Speaker 1: Matthias Linder, Leibniz University Hannover
Title: Elevating Trust in High-Stakes Decisions Using Glass-Box Models and Robust Feature Selection (Joint work with Judith Schneider and Brandon Schwab)
Abstract: We provide a unified framework that jointly leverages a robust selection procedure and a high-capacity, additive neural architecture in domains where transparency is crucial. We test this framework on a public and a large-scale proprietary insurance dataset. Our results prove that this approach allows the Neural Additive Model (NAM) to outperform traditional glass-box models in predictive accuracy and achieve superior economic outcomes in a competitive market simulation, establishing it as a robust and transparent alternative to black-box systems.

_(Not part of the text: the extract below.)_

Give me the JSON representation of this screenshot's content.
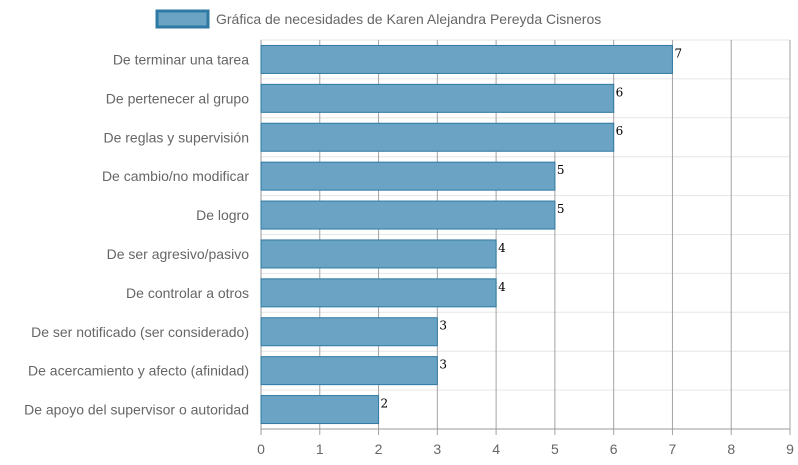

Speaker 2: Shihao Zhu, Ulm University
Title: Nonconcave Portfolio Choice under Smooth Ambiguity
Abstract: We study continuous-time portfolio choices with non-linear, option-style payoffs under smooth ambiguity and Bayesian learning. Our first contribution is a general non-concave dynamic asset allocation framework that admits arbitrary option-based payoffs and a wide class of utility functions and ambiguity attitude functions. We restore dynamic consistency via a robust representation that recasts the ambiguity-averse problem as an ambiguity-neutral one with distorted priors. This structure yields explicit trading rules by combining nonlinear filtering with the martingale approach and nests standard concave and linear-payoff benchmarks. As a leading application, delegated management with convex incentives shows that ambiguity aversion tilts beliefs toward pessimistic states, shrinks in-the-money regions, and lowers volatility through reduced risky exposure.